C’est encore Strobe Talbott, émissaire du département d’Etat en 1998, qui expliquait le sens d’une de ses tournées en Europe. Il y était venu, disait-il, pour vérifier que les Européens étaient d’accord avec la politique de Bill Clinton. "Si tel est le cas, ajoutait-il en substance, ils n’ont qu’à la soutenir. S’ils ne sont pas d’accord, alors les Etats-Unis agiront sans eux".

Cette politique est tellement cohérente avec la tradition américaine que Barack Obama reçoit des satisfecit même des républicains et du plus prestigieux de leur penseur en politique étrangère, Henry Kissinger. Dans un article publié la semaine dernière par l’International Herald Tribune, l’ancien conseiller de Nixon et ancien secrétaire d’Etat, ne trouve rien à redire aux initiatives prises ou annoncées par le nouveau président.
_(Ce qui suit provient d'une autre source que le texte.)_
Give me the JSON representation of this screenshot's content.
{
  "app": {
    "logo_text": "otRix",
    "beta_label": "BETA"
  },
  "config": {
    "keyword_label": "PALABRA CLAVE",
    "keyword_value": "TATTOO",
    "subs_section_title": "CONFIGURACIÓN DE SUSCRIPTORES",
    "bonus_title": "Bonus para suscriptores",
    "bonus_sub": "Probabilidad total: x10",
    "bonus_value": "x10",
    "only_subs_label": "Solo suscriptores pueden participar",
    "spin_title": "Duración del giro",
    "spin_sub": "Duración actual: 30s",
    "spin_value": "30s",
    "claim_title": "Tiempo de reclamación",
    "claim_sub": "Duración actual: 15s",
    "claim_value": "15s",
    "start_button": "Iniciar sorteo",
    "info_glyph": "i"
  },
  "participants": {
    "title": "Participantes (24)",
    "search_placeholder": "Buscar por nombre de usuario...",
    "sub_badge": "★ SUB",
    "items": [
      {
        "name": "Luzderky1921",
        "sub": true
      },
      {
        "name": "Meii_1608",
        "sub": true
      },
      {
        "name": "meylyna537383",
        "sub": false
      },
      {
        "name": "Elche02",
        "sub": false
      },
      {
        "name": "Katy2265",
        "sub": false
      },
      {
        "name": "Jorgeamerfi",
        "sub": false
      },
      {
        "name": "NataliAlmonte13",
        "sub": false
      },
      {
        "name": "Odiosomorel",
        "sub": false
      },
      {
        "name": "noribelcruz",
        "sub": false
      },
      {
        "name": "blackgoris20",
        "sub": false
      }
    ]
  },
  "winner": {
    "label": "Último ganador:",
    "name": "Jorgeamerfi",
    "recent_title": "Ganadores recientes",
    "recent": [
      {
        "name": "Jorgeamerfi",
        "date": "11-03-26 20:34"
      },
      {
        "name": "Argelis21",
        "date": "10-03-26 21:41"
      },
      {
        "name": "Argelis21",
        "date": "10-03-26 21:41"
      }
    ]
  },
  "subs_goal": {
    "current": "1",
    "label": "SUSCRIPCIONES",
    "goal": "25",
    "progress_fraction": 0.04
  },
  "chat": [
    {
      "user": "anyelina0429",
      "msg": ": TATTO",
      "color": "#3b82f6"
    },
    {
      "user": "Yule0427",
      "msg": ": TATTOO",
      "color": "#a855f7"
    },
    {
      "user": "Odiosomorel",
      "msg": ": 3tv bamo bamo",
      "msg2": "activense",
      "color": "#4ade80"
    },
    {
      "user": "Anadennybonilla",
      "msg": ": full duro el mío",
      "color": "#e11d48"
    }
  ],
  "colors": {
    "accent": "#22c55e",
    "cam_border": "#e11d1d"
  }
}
Il le crédite même d’une vision en politique étrangère. Mais il ne suffit pas d’écouter les autres, de multiplier les contacts, ni même de savoir ce qu’on veut, encore faut-il avoir une stratégie diplomatique qui permette de lier différentes composantes apparemment distinctes mais en réalité interconnectées. C’est ce qu’on attend maintenant de Barack Obama.